Ce film a eu du mal à voir le jour. Il n’y a là rien d’exceptionnel, mais ce qui l’est plus, ce sont les raisons qui poussaient les télévisions à en refuser le scénario : une image négative des Noirs, en somme la peur de se faire attaquer. Et bien oui : on est amené à magouiller pour survivre dans notre société ! Est-ce toujours le cas des Noirs ? Bien sûr que non, mais dans la famille du film de Dupeyron, c’est possible. La différence est ici qu’il n’y a pas un personnage de Noir stéréotypé mais que tout le monde est Noir, ce qui ne le désigne pas dans sa différence. Et que tout le monde n’est pas dealer. Le stéréotype est dès lors inversé, au profit d’un humour sur soi, comme le travaillait Mahamat Saleh Haroun dans l’excellent Sexe, Gombo et beurre salé. Et de toute façon, le jeune dealer se retrouve en prison : la morale est sauve. La fin du film, belle ficelle d’un scénario à rebondissements, laisse d’ailleurs entendre que Sonia, merveilleusement interprétée par Félicité Wouassi que nous sommes heureux de revoir dans un rôle titre au cinéma, aura encore de sérieux problèmes à résoudre : de quoi faire un autre film après tous ceux qu’elle a dû solutionner durant celui-ci ! Car cette mère courage qui se tue à la tâche doit tout gérer toute seule, son mari étant un incapable qui brûle tout leur argent aux courses. Il lui faut bien profiter des occasions qui se présentent pour assurer la charge de la famille
Aller contre les stéréotypes, c’est aussi prendre une famille noire comme sujet toute la durée d’un film, c’est-à-dire avec le temps d’en faire comprendre les contraintes et le contexte de banlieue « sensible ». L’intérêt d’Aide-toi, le ciel t’aidera est qu’il ne fait pas du fait culturel l’argument du scénario, comme par exemple Fatou la Malienne traitait du mariage forcé. Il n’enferme pas cette famille dans une gangue culturelle dont l’origine déterminerait obligatoirement les problèmes autant que les comportements. La tendre et percutante relation de Sonia avec le vieux d’en face (le si convaincant Claude Rich) n’est jamais traitée comme l’attirance d’un Blanc envers une Noire mais comme celle d’un homme envers une femme. De même, les Noirs peuvent aimer la musique et la fête, sans pour autant faire la bamboula. Jamais le film de Dupeyron n’est méprisant ou réducteur : il suit un scénario bien ficelé où chacun peut exister en tant que femme ou homme et non en tant qu’Africain ou « Black ». La positivité du titre fait écho à celle du film : le ciel peut nous tomber sur la tête, il ne faut pas désespérer.

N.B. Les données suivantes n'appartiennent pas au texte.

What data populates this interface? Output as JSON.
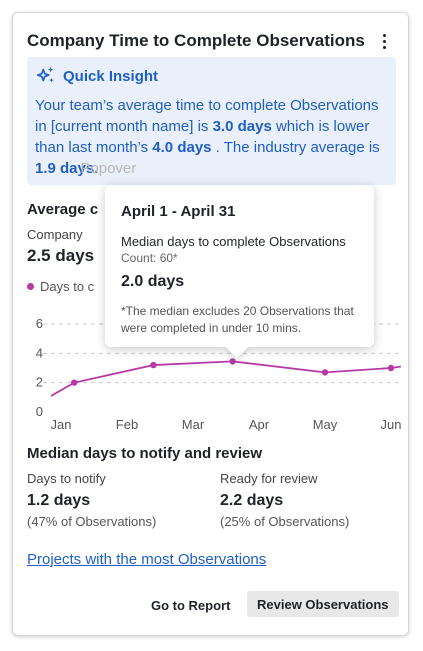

L’histoire joue sur le décalage systématique, à l’image des dessins humoristiques de Plantu en première page du Monde : la mort s’immisce sans mot dire dans le mariage, si bien que pour tous, Sonia pleure de joie ; les quiproquos sont permanents. Dès lors, la comédie fonctionne, mais elle ne déclenche pas de gros rires car c’est plutôt le blues qui domine, renforcé par la tonalité douce-amère des musiques. Sans doute est-ce par cette porte que revient le destin du peuple noir, évoqué sans insister au détour des dialogues. Sans prétention, complaisance ou pathos, et avec un réjouissant humour, Aide-toi, le ciel t’aidera témoigne du courage d’une femme qui se trouve être Noire.